For a list of the best comics titles of the year, go to www.publishersweekly.com/bestcomics2005.


Most Anticipated
Saturday, Ian McEwan (Doubleday)
Post-9/11 novel, set in London, lives up to expectations raised sky high by Atonement.
Extremely Loud and Incredibly Close, Jonathan Safran Foer (Houghton Mifflin)
Everything Is Illuminated writer proves he's no one-hit wunderkind—but some found it too cute by half.

The Rabbi's Cat, Joann Sfar (Pantheon)
Wildly popular French graphic novelist has been little published in U.S. until now.

Specimen Days, Michael Cunningham (FSG)
After Virginia Woolf made him a star in The Hours, Cunningham turned to Walt Whitman for inspiration, with rather disastrous results, according to some.

The City of Falling Angels, John Berendt (Penguin Press)
Midnight in the Garden of Good and Evilfans waited 10 years for author's second book.

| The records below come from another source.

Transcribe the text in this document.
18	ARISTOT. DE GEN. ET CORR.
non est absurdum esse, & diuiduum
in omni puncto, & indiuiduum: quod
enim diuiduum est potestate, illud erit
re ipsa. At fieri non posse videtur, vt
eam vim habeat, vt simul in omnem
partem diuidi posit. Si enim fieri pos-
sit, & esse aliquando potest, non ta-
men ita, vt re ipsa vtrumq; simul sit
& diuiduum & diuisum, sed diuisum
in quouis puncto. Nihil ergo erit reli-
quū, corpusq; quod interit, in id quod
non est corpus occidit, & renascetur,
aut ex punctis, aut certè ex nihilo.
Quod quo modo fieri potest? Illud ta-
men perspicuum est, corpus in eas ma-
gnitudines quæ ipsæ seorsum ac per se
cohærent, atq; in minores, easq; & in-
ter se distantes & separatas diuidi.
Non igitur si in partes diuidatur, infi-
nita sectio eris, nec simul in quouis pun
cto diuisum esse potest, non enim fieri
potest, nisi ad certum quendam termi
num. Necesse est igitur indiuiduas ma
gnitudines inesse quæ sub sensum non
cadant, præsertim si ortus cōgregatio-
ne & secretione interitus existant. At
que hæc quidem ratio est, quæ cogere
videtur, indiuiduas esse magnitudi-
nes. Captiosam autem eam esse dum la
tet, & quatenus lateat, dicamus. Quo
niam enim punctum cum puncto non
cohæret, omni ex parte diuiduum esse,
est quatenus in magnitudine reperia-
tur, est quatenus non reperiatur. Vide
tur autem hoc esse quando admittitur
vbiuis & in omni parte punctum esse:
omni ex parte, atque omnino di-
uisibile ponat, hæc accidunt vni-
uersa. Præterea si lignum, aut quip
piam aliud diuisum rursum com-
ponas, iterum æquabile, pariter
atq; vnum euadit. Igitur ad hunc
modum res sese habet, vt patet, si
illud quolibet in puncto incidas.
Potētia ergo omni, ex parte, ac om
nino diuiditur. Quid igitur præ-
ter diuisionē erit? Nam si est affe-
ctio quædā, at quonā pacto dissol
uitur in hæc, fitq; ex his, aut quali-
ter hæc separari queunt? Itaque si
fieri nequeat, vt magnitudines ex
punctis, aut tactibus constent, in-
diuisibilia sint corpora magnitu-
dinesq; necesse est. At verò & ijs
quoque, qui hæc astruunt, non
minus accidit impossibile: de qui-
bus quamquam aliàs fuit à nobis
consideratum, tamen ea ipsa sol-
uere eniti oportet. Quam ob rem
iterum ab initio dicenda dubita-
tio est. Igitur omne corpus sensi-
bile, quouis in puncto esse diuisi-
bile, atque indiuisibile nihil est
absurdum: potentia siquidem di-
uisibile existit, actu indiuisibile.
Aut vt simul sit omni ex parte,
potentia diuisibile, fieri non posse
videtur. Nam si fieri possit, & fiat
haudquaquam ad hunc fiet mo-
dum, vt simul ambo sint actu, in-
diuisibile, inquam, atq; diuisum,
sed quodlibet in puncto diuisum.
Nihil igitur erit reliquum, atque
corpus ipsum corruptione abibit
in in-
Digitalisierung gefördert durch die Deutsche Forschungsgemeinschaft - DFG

Worth it?

Harry Potter and the Half-Blood Prince,J.K. Rowling (Scholastic)
For millions of Potter fans, it only seemed like a 10-year wait.

Pop Culture Run Amok
Scott Pilgrim vs. The World, Bryan Lee O'Malley (Oni Press)
X-man meets Archie meets manga in a comic book filled with video games, alt-rock bands and kung-fu fighting.

Review-proof

Until I Find You, John Irving (Random)
One critic pleaded, "make it stop," but Irving fans kept buying.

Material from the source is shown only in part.